When we traverse the array, we start at element 1 rather than 0. If, by chance,
the zeroeth element had the highest score, it will still be return at the end
of our for loop.
if the current element in the array (data[i]) is a better match for our
search than the current value of the result variable (highestResult), then
that element becomes the new best match for our search result. Finally, we
return our result.
Notice that in this case of working with school data, it's possible that
several schools test results will be tied for the highest average score,
especially if they scored an average of 4. The way our algorithm is
coded the "best match" here will be the first one found. If we changed
line 139 to be data[i].avg >= highestResult.avg, we would return
the last match found instead. We can't do an realy return in this search
pattern because we must test every element in data to see if any has a higher
score than the current best match.
filterBetterThanLimit represents a filter pattern. The array filter
patterns works like this:
- initialize the results array to be an empty array
- iterate through the search array and add any items matching the filter criteria to the results array
- return the results after the loop completes
In this example, we call the results array matchingResults, and we use
the limit function parameter as the condition to see if a data item
should be included in the results data[i].avg > limit.
reportAveragesForFirstCohort demonstrates how one function
can be used multiple times with different arguments. This function
reports the test results of a single cohort of students as they
travel through the New York City school system. It reports the 4th
grade results from 2013, the first year the current test format was
administered, and then reports the results for the same group of
students in each subsequent year through the 2017-18 academic year.

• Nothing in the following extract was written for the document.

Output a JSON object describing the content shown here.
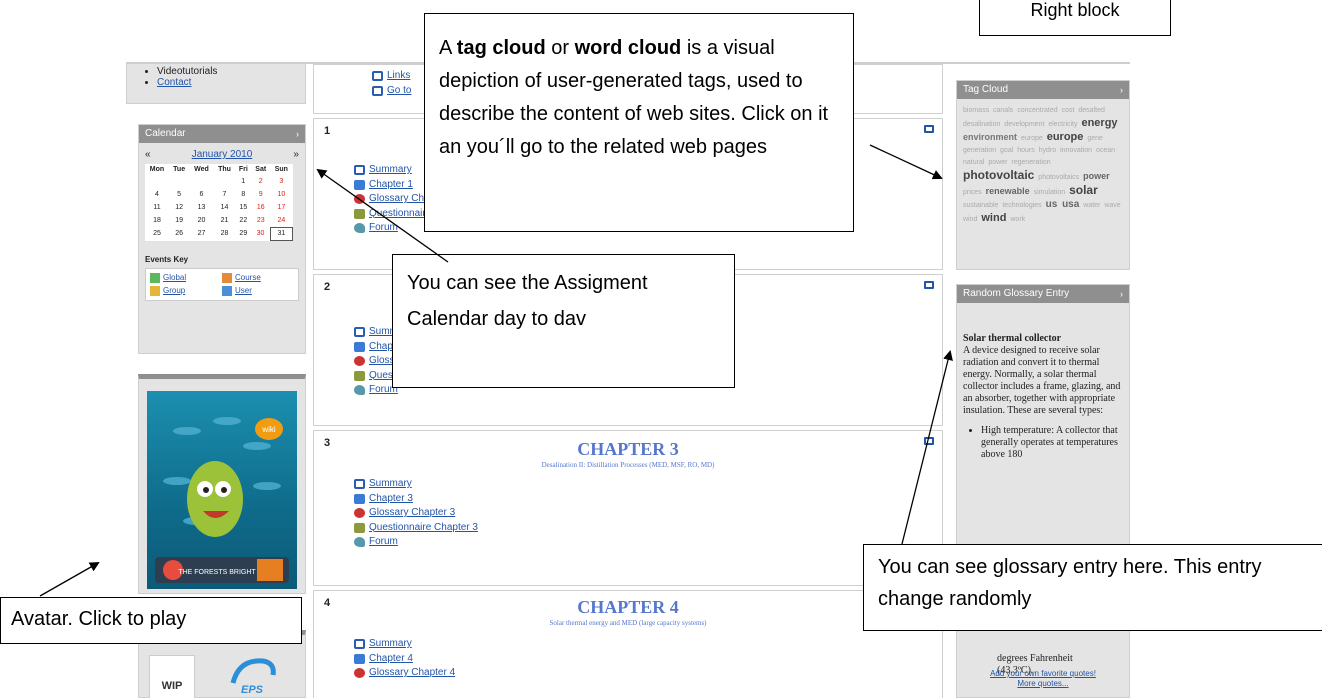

When the program is run, it indicates that the students improved over the time analyzed, scoring on average 2.02 in 2013 and 2.40 in 2017.
topPerformers reports the results of our filtering funcion. It uses
3.9 as the argument to limit, so the results only includes schools
that had test results greater than 2.9. Because the results are an
array, we traverse the (filtered) array to report the results. The
console.log statement uses a template string with backticks
to easily format the output. Because we use the current results element
so often in the report, we created an alias of the object on line
210, with the code let r = results[i];. This allows us to insert the
short variable name r (for result) easily into our template string.
Finally, we define and then call our main function to begin the program.
main outputs some of the results directly, and divides some of the more
complex reporting into distinct functions.